Per-layer threats for this agent. Layers tagged “not certain from listing” are general, caveated commentary where the public description didn’t pin that layer.

L1 · Foundation Models⚠ not certain from listing

Not certain from the listing — likely relies on third-party foundation models for transcription and summarization. The primary threat is indirect prompt injection, where malicious instructions spoken during a meeting or embedded in shared materials could manipulate the model's summary or trigger unauthorized actions.

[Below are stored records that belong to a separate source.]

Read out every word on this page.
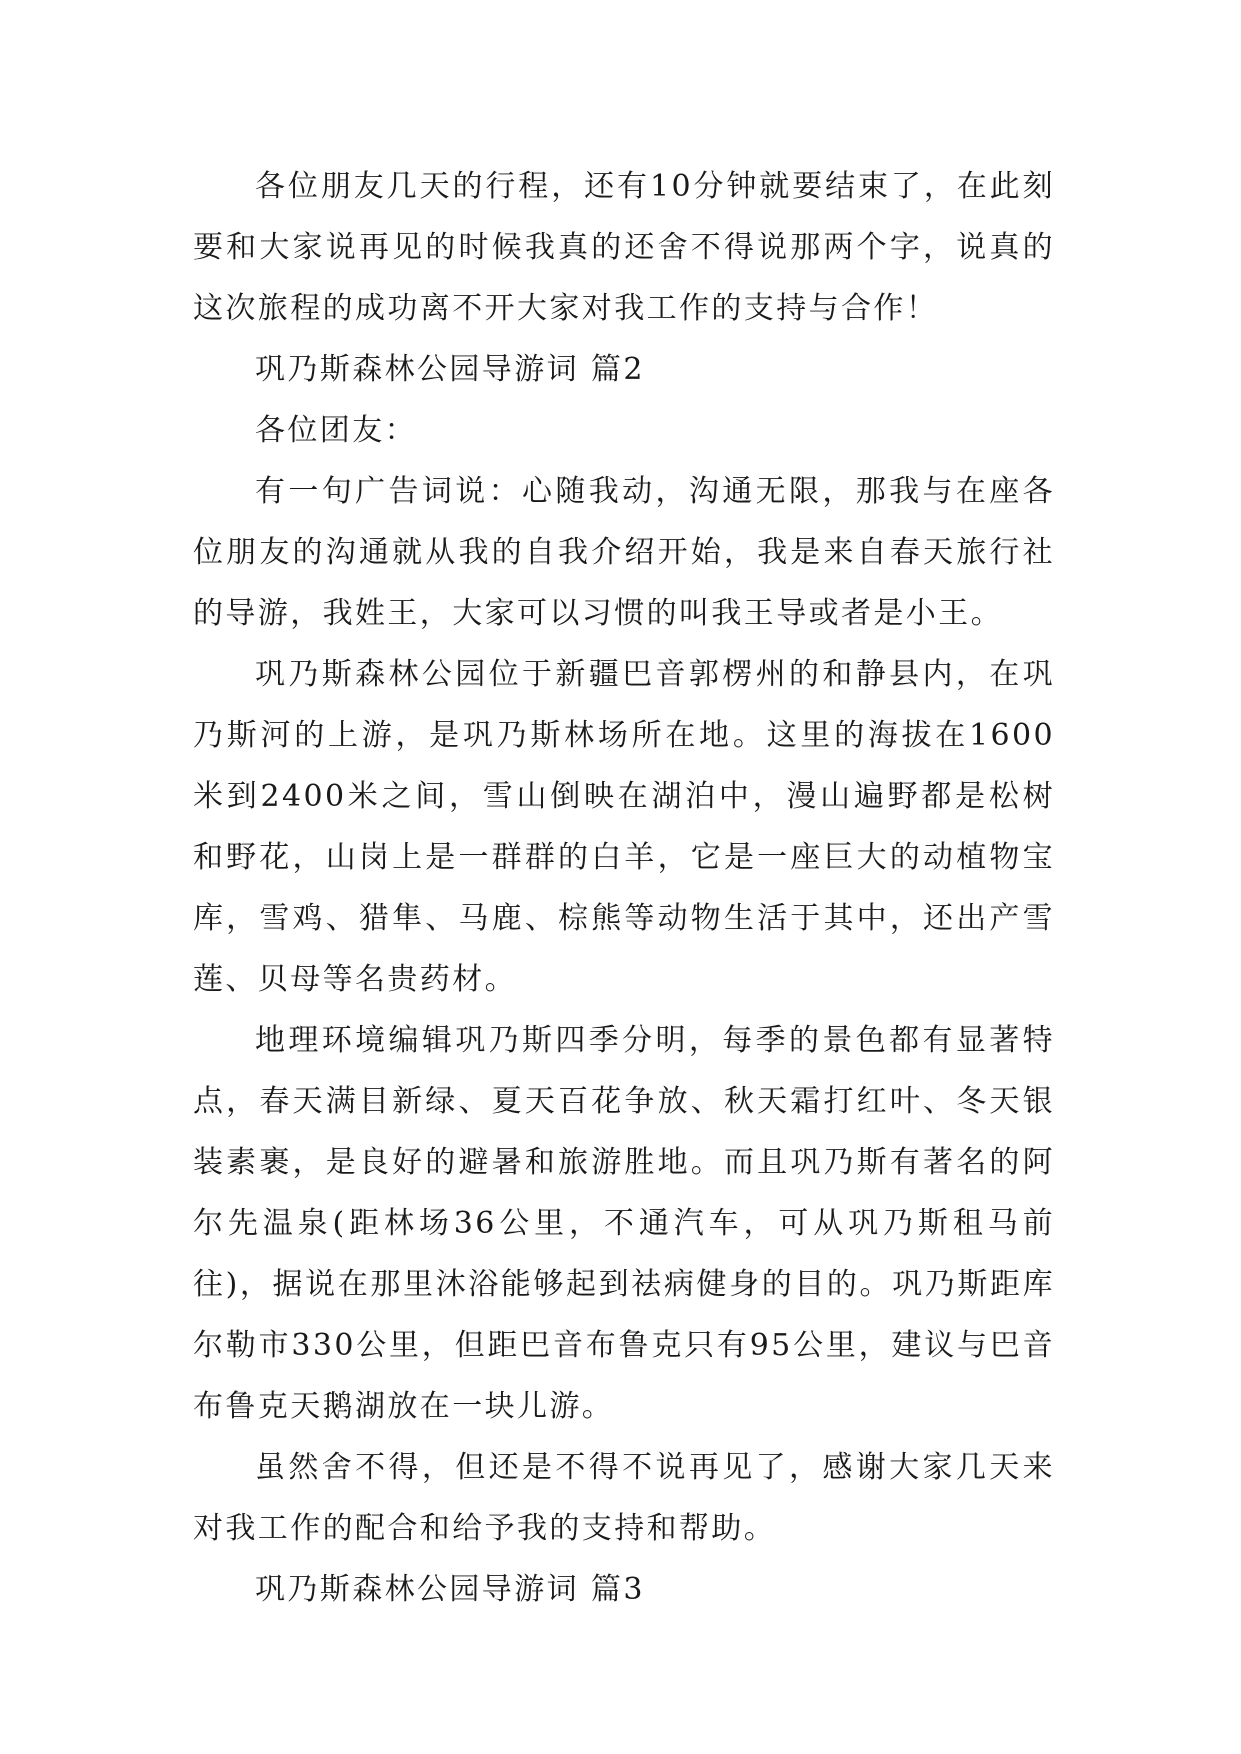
各位朋友几天的行程，还有10分钟就要结束了，在此刻要和大家说再见的时候我真的还舍不得说那两个字，说真的这次旅程的成功离不开大家对我工作的支持与合作！

巩乃斯森林公园导游词 篇2

各位团友：

有一句广告词说：心随我动，沟通无限，那我与在座各位朋友的沟通就从我的自我介绍开始，我是来自春天旅行社的导游，我姓王，大家可以习惯的叫我王导或者是小王。

巩乃斯森林公园位于新疆巴音郭楞州的和静县内，在巩乃斯河的上游，是巩乃斯林场所在地。这里的海拔在1600米到2400米之间，雪山倒映在湖泊中，漫山遍野都是松树和野花，山岗上是一群群的白羊，它是一座巨大的动植物宝库，雪鸡、猎隼、马鹿、棕熊等动物生活于其中，还出产雪莲、贝母等名贵药材。

地理环境编辑巩乃斯四季分明，每季的景色都有显著特点，春天满目新绿、夏天百花争放、秋天霜打红叶、冬天银装素裹，是良好的避暑和旅游胜地。而且巩乃斯有著名的阿尔先温泉(距林场36公里，不通汽车，可从巩乃斯租马前往)，据说在那里沐浴能够起到祛病健身的目的。巩乃斯距库尔勒市330公里，但距巴音布鲁克只有95公里，建议与巴音布鲁克天鹅湖放在一块儿游。

虽然舍不得，但还是不得不说再见了，感谢大家几天来对我工作的配合和给予我的支持和帮助。

巩乃斯森林公园导游词 篇3
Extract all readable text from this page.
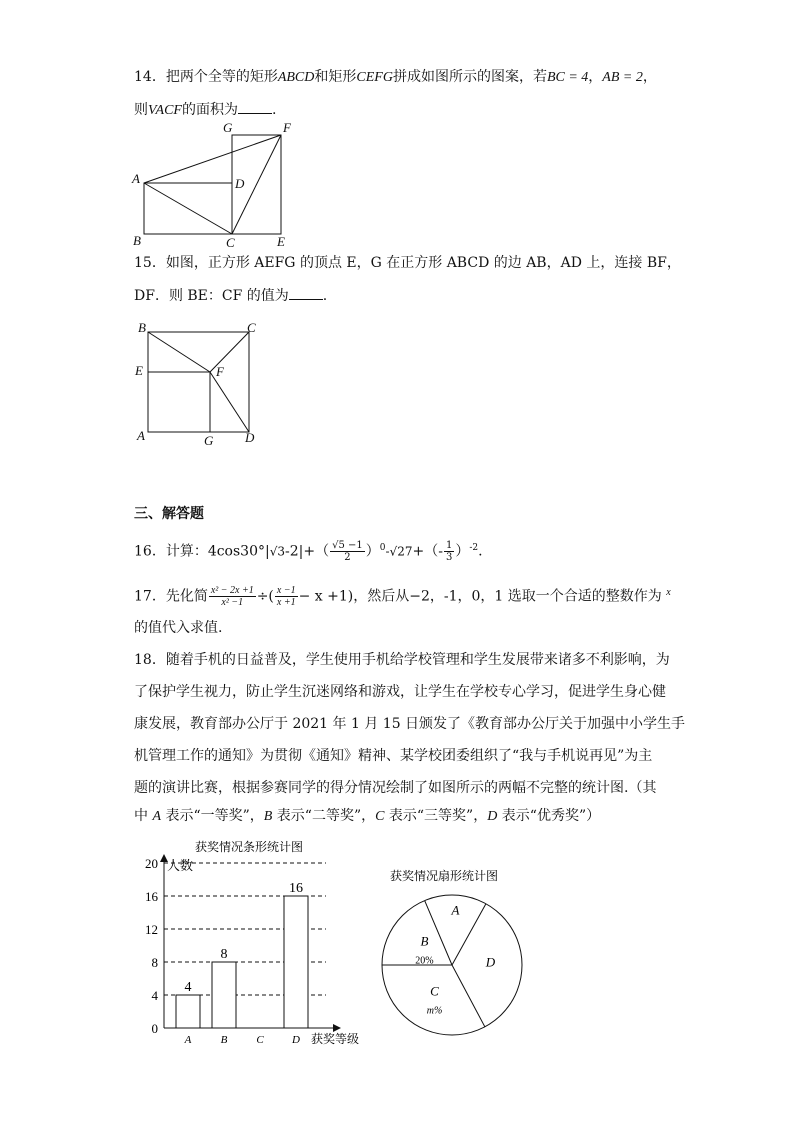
14．把两个全等的矩形ABCD和矩形CEFG拼成如图所示的图案，若BC = 4，AB = 2，
则VACF的面积为 .
G	F
A	D
B	C	E
15．如图，正方形 AEFG 的顶点 E，G 在正方形 ABCD 的边 AB，AD 上，连接 BF，
DF．则 BE：CF 的值为 .
B	C
E	F
A	G D
三、解答题
16．计算：$4\cos 30^\circ|√3-2|+( \frac{√5 -1}{2} )^0-√27+(- \frac{1}{3} )^{-2}$.
17．先化简 $\frac{\text{x² − 2x +1}}{\text{x² −1}}$ ÷( $\frac{x -1}{x +1} - x +1$)，然后从−2，-1，0，1 选取一个合适的整数作为 $^x$
的值代入求值.
18．随着手机的日益普及，学生使用手机给学校管理和学生发展带来诸多不利影响，为
了保护学生视力，防止学生沉迷网络和游戏，让学生在学校专心学习，促进学生身心健
康发展，教育部办公厅于 2021 年 1 月 15 日颁发了《教育部办公厅关于加强中小学生手
机管理工作的通知》为贯彻《通知》精神、某学校团委组织了“我与手机说再见”为主
题的演讲比赛，根据参赛同学的得分情况绘制了如图所示的两幅不完整的统计图.（其
中 A 表示“一等奖”，B 表示“二等奖”，C 表示“三等奖”，D 表示“优秀奖”）
获奖情况条形统计图
人数
获奖等级
0
4
8
12
16
20
A
4
B
8
C	D
16
获奖情况扇形统计图
A
D
C
m%
B
20%
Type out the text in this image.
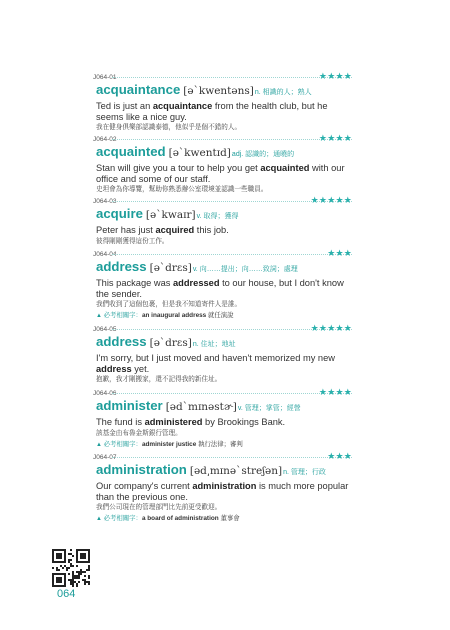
J064-01	★★★★
acquaintance [əˋkwentəns]n. 相識的人；熟人
Ted is just an acquaintance from the health club, but he seems like a nice guy.
我在健身俱樂部認識泰德，他似乎是個不錯的人。
J064-02	★★★★
acquainted [əˋkwentɪd]adj. 認識的；通曉的
Stan will give you a tour to help you get acquainted with our office and some of our staff.
史坦會為你導覽，幫助你熟悉辦公室環境並認識一些職員。
J064-03	★★★★★
acquire [əˋkwaɪr]v. 取得；獲得
Peter has just acquired this job.
彼得剛剛獲得這份工作。
J064-04	★★★
address [əˋdrɛs]v. 向……提出；向……致詞；處理
This package was addressed to our house, but I don't know the sender.
我們收到了這個包裹，但是我不知道寄件人是誰。
▲ 必考相關字：an inaugural address 就任演說
J064-05	★★★★★
address [əˋdrɛs]n. 住址；地址
I'm sorry, but I just moved and haven't memorized my new address yet.
抱歉，我才剛搬家，還不記得我的新住址。
J064-06	★★★★
administer [ədˋmɪnəstɚ]v. 管理；掌管；經營
The fund is administered by Brookings Bank.
該基金由布魯金斯銀行管理。
▲ 必考相關字：administer justice 執行法律；審判
J064-07	★★★
administration [əd͵mɪnəˋstreʃən]n. 管理；行政
Our company's current administration is much more popular than the previous one.
我們公司現在的管理部門比先前更受歡迎。
▲ 必考相關字：a board of administration 董事會
064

L2 · Data Operations⚠ not certain from listing

Not certain from the listing — processes and stores highly sensitive meeting audio, transcripts, and project briefs. Threats include data exfiltration of confidential client calls, lack of robust encryption at rest/in transit, and potential data leakage across multi-tenant workspaces.

L3 · Agent Frameworks⚠ not certain from listing

Not certain from the listing — orchestrates transcription, summarization, and scheduling workflows. Threats include insecure tool integration with calendar APIs, allowing malicious inputs to manipulate scheduling or workspace configurations without explicit user consent.

L4 · Deployment & Infrastructure⚠ not certain from listing

Not certain from the listing — hosted as a closed-source SaaS platform. Threats include insecure cloud infrastructure hosting the transcription engines, exposed API endpoints, and inadequate sandboxing of document processing environments.

L5 · Evaluation & Observability⚠ not certain from listing

Not certain from the listing — no mention of LLM guardrails or observability tools. Threats include a lack of monitoring for prompt injection attempts in meeting transcripts and insufficient logging of automated scheduling actions.

L6 · Security & Compliance (cross-cutting)⚠ not certain from listing

Not certain from the listing — freemium SaaS model with no cited compliance certifications (e.g., SOC2, GDPR). Threats include weak multi-tenant isolation, lack of granular access controls for shared team workspaces, and potential legal/compliance issues regarding meeting recording consent.

L7 · Agent Ecosystem⚠ not certain from listing

Not certain from the listing — primarily functions as a standalone assistant with external integrations (calendars, workspaces). Threats include API trust abuse where compromised external calendar services could inject malicious payloads into the agent's workspace.

MAESTRO — the 7-layer agentic threat-modeling framework (Cloud Security Alliance / Ken Huang).